Praise at Work

Get the Recognition You Deserve

© Melissa Dylan

If you aren't getting noticed for the great stuff you do at your job, it's time to toot your own horn.

You work late every day. You’ve never missed a deadline. Your customers send Christmas cards to your puppy. You’re the model employee, yet no one seems to notice. Your boss heaps praise on employees who you know take personal calls at work, promotes the new girl over you, and seems smitten with the charming guy who always brings bagels (though he can’t balance a sales sheet to save his life).

Sometimes being the best employee isn’t enough to get you noticed. It’s time to take matters into your own hands and let your managers know what they’re missing.

Look at me!

Don’t worry, this doesn’t necessarily mean taking out an ad on the side of a bus. Alerting your boss to your awesomeness can be as simple as sending a few e-mails every so often alerting him of your “progress.” In these messages (“just to give you an idea of what I’m up to”), point out that you’re ahead of schedule on the proposal for the Bluth account, indicate the extra mile you’ve gone to make Mr. Grump, the problem customer, happy, and list all the extra projects you’ve taken on.

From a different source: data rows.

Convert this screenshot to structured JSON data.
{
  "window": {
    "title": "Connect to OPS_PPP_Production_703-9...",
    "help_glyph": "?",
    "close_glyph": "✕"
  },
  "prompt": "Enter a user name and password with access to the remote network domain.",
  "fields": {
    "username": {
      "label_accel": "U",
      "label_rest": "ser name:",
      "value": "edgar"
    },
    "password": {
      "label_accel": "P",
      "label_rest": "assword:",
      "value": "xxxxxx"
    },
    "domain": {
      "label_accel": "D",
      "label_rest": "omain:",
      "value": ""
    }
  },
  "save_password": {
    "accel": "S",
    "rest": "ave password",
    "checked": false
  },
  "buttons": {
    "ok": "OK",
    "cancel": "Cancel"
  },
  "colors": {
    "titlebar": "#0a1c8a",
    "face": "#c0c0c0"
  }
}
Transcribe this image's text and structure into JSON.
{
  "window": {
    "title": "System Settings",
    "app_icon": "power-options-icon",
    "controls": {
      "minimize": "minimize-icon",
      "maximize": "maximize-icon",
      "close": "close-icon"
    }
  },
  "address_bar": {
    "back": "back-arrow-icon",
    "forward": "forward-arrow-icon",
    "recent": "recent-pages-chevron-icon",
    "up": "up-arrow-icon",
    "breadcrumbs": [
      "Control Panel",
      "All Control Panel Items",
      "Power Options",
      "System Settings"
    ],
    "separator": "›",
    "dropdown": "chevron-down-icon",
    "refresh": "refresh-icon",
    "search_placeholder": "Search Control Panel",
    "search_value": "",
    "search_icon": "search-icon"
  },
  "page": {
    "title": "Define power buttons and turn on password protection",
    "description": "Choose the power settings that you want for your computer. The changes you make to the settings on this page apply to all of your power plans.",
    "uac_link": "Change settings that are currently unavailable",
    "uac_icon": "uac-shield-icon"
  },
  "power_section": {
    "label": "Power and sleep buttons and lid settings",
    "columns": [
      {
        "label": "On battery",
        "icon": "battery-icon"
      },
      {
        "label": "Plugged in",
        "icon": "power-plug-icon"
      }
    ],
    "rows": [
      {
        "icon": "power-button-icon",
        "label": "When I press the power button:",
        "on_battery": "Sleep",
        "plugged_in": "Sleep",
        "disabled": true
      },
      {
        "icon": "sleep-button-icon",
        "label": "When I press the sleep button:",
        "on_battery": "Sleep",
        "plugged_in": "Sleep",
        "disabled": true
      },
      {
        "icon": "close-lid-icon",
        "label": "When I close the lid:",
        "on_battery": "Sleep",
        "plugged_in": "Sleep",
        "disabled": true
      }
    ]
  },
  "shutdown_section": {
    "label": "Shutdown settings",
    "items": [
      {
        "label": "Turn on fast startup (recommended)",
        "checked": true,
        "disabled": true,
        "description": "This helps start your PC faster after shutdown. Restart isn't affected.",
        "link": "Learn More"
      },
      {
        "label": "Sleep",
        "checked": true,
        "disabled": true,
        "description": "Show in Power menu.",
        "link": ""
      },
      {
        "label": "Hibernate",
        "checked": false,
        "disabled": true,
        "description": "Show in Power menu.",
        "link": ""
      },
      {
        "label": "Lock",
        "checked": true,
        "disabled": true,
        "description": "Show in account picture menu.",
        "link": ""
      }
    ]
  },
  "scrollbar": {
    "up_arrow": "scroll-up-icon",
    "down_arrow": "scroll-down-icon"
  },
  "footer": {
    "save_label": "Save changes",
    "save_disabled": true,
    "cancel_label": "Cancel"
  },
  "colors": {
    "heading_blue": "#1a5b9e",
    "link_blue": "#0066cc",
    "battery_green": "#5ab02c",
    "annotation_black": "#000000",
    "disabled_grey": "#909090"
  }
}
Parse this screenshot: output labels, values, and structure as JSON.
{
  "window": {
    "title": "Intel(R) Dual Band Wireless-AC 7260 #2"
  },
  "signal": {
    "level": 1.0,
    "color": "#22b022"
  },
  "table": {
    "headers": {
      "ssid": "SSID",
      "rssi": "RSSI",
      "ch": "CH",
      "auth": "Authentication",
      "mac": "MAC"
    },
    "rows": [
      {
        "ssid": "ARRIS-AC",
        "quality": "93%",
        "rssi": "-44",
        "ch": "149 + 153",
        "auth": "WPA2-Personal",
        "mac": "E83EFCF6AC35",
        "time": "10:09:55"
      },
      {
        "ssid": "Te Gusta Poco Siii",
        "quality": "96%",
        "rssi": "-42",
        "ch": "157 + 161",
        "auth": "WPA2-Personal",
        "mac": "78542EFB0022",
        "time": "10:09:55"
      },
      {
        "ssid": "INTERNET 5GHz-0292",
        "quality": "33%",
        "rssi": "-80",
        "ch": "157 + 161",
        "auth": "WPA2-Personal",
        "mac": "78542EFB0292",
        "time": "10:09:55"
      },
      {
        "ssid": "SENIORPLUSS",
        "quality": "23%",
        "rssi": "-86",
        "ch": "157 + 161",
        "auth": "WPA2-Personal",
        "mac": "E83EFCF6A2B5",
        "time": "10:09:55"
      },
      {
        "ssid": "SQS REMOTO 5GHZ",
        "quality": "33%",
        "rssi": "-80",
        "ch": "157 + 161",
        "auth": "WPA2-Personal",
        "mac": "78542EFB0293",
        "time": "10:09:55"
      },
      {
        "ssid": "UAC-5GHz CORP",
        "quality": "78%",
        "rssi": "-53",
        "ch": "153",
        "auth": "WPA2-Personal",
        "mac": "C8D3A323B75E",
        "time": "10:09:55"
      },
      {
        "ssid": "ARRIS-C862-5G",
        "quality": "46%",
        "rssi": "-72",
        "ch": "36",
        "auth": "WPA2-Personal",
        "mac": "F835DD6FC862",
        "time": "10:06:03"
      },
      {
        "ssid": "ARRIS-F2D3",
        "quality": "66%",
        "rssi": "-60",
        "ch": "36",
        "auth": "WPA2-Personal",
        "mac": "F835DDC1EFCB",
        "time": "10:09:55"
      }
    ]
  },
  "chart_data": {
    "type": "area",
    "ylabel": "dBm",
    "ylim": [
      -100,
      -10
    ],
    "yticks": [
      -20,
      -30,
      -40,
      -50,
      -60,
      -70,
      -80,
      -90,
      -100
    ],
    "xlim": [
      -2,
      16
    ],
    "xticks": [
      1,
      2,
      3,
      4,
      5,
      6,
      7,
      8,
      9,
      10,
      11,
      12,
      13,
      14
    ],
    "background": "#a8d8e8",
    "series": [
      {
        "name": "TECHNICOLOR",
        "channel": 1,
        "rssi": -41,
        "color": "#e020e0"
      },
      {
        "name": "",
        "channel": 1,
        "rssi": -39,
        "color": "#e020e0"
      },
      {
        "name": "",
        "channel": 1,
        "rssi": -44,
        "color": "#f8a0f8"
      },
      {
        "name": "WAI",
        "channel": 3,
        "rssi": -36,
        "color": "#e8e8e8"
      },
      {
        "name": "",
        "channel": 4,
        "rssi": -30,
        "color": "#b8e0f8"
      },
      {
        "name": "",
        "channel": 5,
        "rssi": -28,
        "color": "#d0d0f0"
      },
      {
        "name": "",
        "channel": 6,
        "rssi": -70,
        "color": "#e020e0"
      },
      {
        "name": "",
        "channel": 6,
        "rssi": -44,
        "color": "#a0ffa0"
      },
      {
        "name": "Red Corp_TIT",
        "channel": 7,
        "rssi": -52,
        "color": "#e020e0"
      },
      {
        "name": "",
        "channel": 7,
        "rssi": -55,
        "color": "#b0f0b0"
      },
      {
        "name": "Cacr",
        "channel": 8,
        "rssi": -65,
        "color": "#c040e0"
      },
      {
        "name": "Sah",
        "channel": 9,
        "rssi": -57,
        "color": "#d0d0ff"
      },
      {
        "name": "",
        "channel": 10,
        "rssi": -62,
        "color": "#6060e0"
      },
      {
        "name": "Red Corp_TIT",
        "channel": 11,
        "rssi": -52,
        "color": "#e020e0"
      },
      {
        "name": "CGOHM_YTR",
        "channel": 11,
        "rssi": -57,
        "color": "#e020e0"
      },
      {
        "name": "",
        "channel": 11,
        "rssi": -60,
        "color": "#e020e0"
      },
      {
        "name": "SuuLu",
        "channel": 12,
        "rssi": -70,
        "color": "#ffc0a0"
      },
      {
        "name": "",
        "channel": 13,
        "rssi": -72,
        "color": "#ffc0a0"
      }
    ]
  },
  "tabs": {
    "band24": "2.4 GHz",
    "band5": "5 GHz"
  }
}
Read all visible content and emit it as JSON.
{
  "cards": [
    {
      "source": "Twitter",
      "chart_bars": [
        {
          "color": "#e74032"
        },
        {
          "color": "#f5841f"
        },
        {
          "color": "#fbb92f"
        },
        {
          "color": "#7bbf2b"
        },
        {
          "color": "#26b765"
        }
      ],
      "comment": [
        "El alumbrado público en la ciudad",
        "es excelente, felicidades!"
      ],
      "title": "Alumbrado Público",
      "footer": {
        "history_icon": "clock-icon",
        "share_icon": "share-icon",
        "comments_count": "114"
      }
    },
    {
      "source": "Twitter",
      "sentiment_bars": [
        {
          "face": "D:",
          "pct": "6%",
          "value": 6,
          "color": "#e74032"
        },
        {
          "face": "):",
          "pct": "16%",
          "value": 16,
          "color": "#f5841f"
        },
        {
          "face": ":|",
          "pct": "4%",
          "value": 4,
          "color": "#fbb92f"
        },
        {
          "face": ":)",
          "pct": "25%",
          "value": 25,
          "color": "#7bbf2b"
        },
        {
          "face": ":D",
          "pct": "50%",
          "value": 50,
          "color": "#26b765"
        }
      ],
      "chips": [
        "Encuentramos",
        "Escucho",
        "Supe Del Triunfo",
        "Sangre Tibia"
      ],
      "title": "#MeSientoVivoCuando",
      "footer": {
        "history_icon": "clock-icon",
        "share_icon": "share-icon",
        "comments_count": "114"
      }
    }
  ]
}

Sometimes people take things for granted simply because they’ve always reliably gotten done. If you remind your boss that it’s you doing them, he’ll remember the effort involved and be properly appreciative.

Love me!

Your customers love you. Admit it. Next time one of them drops an e-mail or note thanking you for your extra effort, make sure a copy goes to your manager. I once had a guest in a restaurant leave a very kind note thanking me for making their vacation better. I waved it in front of my boss’s nose, and lo and behold, he made a photocopy for my file. Hard evidence that I rock.

Praise me!

Ever have one of those bosses who notices all the “problem” behaviors, but overlooks those that are great? At my last restaurant, news of a cell-phone infraction would be broadcast manager-wide via walkie-talkie, but guest compliments were all but brushed off. Finally, after selling three fish specials to one table, I marched up to the nearest manager and unabashedly boasted about my fish-hawking skills. He thanked me, and that was that. “Aren’t you going to tell everyone over the radio?” I asked. And he did.

Sometimes you have to blatantly ask for a pat on the back. Don’t be shy. It feels good.